Toyota increases profits, raises full-year forecast
Japanese car giant Toyota Tuesday reported a rise in first-half net profit and raised its forecast for the whole year, citing a cheaper yen and cost-cutting efforts.
Japan’s number-one carmaker said its net profit rose 13.2 percent to 1.07 trillion yen ($9.4 billion) for the six months to September on sales of 14.2 trillion yen, up 8.6 percent.
The Prius maker now expects to bank a net profit of 1.95 trillion yen for the fiscal year to March 2018, up from an earlier estimate of 1.75 trillion yen.
During the previous fiscal year, Toyota suffered its first drop in annual profit for five years, which it blamed on the cost of customer incentives in the key US market.
Toyota said operating profit from its domestic and European markets showed moderate gains for the first half. But operating profit from North America fell by more than half due to a decline in sales and swelling incentives.
“Toyota has benefited from a weak yen, but growing incentives in North America have pressured its profit,” said Satoru Takada, an analyst at TIW, a Tokyo-based research and consulting firm.
“Foreign exchange will remain a decisive factor for the second half,” Takada told AFP before the announcement.
The level of Japan’s currency against the dollar and other units is a key factor in Toyota’s competitiveness abroad and in the value of profits it earns abroad.

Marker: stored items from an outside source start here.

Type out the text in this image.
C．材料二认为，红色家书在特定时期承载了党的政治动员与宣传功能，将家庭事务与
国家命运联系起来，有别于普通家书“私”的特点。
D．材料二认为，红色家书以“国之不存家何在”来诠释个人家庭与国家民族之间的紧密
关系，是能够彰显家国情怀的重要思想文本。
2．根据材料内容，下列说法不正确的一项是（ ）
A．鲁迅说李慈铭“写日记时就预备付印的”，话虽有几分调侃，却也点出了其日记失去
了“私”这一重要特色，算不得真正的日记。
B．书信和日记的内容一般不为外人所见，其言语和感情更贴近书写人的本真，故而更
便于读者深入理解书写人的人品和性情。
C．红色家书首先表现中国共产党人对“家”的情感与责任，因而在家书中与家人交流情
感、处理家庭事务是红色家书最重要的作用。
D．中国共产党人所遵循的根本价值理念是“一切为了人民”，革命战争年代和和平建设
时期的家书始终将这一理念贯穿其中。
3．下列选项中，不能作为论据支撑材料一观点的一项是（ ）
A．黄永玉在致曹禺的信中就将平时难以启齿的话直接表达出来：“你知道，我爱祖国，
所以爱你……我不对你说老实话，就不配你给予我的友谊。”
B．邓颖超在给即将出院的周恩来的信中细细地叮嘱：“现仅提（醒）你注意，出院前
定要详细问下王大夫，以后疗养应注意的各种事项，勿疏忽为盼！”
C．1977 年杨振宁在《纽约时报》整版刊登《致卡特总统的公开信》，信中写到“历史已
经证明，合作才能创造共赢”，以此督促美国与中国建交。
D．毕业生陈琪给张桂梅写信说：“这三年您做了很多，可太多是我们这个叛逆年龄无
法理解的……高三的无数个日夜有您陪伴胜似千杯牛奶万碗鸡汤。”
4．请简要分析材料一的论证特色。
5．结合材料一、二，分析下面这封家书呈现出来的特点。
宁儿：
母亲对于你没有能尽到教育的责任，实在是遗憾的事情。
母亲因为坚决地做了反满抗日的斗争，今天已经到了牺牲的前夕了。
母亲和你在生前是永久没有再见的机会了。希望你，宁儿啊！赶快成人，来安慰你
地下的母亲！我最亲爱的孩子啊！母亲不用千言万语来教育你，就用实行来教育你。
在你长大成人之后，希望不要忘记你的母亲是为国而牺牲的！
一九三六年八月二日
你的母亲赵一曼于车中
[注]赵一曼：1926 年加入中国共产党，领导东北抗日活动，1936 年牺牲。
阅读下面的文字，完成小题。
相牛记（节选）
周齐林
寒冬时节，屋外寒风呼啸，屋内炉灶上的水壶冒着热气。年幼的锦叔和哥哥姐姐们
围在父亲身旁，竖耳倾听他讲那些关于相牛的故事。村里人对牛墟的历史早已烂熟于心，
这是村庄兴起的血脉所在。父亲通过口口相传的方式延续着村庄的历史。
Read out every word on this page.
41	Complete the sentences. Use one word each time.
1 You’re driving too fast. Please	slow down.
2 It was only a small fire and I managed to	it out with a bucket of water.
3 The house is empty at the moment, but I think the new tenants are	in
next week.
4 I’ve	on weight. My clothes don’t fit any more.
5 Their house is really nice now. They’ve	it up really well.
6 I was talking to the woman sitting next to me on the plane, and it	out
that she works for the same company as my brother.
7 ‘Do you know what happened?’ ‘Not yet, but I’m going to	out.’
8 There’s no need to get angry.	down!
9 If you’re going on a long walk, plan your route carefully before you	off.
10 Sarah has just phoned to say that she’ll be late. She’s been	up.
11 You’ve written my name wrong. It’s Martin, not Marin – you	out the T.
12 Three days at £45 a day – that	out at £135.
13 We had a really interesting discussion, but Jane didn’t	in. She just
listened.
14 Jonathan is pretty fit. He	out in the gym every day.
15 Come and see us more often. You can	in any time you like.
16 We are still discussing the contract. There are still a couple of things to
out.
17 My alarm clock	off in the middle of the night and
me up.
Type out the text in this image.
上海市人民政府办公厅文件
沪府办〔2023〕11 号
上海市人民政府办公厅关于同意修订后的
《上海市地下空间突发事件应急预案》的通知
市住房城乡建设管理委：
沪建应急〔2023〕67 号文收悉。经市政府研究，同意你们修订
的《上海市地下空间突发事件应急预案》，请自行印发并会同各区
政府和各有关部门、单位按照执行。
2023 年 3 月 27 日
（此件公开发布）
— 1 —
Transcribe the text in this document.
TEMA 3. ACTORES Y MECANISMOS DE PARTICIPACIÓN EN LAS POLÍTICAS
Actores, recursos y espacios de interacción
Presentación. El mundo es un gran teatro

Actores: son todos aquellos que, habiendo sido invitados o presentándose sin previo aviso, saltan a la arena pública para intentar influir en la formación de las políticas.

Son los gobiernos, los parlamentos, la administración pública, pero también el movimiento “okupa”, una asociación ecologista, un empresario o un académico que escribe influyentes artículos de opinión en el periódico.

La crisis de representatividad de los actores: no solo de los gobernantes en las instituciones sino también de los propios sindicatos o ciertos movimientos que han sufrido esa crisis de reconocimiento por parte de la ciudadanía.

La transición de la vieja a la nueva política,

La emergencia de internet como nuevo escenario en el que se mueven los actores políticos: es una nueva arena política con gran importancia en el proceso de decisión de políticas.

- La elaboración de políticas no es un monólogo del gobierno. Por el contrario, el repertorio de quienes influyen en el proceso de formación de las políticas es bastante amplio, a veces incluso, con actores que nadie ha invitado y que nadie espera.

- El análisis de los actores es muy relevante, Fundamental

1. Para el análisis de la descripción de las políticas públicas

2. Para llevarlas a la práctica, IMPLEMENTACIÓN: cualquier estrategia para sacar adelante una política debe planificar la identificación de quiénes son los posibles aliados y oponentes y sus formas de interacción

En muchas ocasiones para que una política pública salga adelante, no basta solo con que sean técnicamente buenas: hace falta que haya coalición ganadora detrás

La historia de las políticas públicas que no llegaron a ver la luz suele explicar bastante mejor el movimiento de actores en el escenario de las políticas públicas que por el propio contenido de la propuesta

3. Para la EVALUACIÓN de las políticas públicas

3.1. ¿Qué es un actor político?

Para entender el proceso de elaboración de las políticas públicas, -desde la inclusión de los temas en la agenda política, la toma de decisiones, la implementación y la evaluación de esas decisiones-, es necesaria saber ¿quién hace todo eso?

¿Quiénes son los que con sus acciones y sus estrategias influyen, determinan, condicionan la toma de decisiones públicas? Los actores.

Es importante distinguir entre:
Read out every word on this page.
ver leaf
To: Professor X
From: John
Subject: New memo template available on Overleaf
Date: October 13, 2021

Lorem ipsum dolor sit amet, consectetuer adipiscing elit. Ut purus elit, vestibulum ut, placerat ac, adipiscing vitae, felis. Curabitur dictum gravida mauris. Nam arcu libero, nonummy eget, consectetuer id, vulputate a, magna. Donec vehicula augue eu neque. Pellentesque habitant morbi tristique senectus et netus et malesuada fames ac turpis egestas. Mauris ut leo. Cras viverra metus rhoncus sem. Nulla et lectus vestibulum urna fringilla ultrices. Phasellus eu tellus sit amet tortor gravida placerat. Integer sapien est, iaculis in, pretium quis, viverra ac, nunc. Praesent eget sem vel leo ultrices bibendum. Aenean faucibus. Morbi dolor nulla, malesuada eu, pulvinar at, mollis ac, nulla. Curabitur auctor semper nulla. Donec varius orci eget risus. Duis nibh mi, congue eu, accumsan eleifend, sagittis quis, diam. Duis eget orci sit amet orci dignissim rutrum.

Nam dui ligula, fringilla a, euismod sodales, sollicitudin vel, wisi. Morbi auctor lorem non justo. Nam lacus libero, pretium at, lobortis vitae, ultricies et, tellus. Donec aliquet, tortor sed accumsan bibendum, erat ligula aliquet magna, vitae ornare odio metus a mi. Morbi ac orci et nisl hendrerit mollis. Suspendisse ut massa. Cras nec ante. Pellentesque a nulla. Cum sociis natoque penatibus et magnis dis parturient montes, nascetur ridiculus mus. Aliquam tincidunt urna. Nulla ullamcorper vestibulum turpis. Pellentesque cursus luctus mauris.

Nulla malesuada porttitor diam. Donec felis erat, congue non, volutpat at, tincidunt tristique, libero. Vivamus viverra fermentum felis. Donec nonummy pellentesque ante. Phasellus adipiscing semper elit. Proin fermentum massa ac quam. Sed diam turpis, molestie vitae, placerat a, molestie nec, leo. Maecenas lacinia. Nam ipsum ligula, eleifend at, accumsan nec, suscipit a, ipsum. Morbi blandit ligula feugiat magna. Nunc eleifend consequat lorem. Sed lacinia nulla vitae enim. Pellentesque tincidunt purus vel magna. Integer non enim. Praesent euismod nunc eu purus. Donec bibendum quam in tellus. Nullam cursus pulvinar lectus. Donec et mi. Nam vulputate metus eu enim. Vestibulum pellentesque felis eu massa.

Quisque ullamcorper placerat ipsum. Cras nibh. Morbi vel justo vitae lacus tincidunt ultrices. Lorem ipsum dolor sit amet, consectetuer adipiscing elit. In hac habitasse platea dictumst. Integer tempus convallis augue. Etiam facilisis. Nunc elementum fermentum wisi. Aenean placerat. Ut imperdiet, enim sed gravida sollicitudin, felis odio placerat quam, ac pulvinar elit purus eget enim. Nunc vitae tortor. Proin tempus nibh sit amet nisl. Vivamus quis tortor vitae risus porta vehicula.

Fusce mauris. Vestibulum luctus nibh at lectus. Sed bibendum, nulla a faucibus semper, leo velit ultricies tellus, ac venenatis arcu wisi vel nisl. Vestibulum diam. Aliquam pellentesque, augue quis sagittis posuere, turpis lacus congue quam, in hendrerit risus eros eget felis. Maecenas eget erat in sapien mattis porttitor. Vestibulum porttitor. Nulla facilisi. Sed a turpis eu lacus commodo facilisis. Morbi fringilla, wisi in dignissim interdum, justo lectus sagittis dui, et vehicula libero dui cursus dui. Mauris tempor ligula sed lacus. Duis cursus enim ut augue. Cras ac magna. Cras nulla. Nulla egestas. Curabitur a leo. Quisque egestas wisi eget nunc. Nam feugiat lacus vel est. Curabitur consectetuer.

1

The yen has moved sharply in recent years, surging after Britain’s shock vote to exit the European Union boosted demand for the safe-haven currency.
The trend briefly reversed course after Donald Trump’s November US presidential election victory boosted the dollar against the yen and other currencies.
Without forex tailwinds, Toyota could have seen its operation profits fall further, said Osamu Nagata, Toyota executive vice president.
North American motorists continue flocking to buy pick-up trucks and SUVs, while the prices of used sedans continue to slip, he said.
“There are many things we must do,” such as reducing incentives in the US market, he said, but added the business environment stayed “tough” as raw materials were also at high levels.
Japan’s auto industry is facing uncertainty over Trump’s drive to support US firms over foreign imports, a stance that has raised fears of a global trade war.
Trump has targeted Toyota with strong criticism of its ongoing project to build a new factory in Mexico, threatening it with painful tariffs.
The US leader, who left Japan for South Korea earlier Tuesday after winding up the first leg of his Asian tour, lashed out at the US trade relationship with Japan while in Tokyo.
“We want fair and open trade but right now, our trade with Japan is not fair and open,” Trump told business leaders on Monday.
Toyota senior executive Nobuhiko Murakami kept mum on Trump’s remarks, saying such an issue and views have existed “for a long time” and his firm has no comment on the subject or US policies now.
Last week Honda Motor revved up its annual profit outlook on strong motorcycle sales and a lower yen, but the more upbeat figures still represented a drop from the previous year.
Nissan is scheduled to report its first-half results on Wednesday after it suspended all domestic production due to an inspection scandal.
The firm restarted production on Tuesday after apologising to its customers.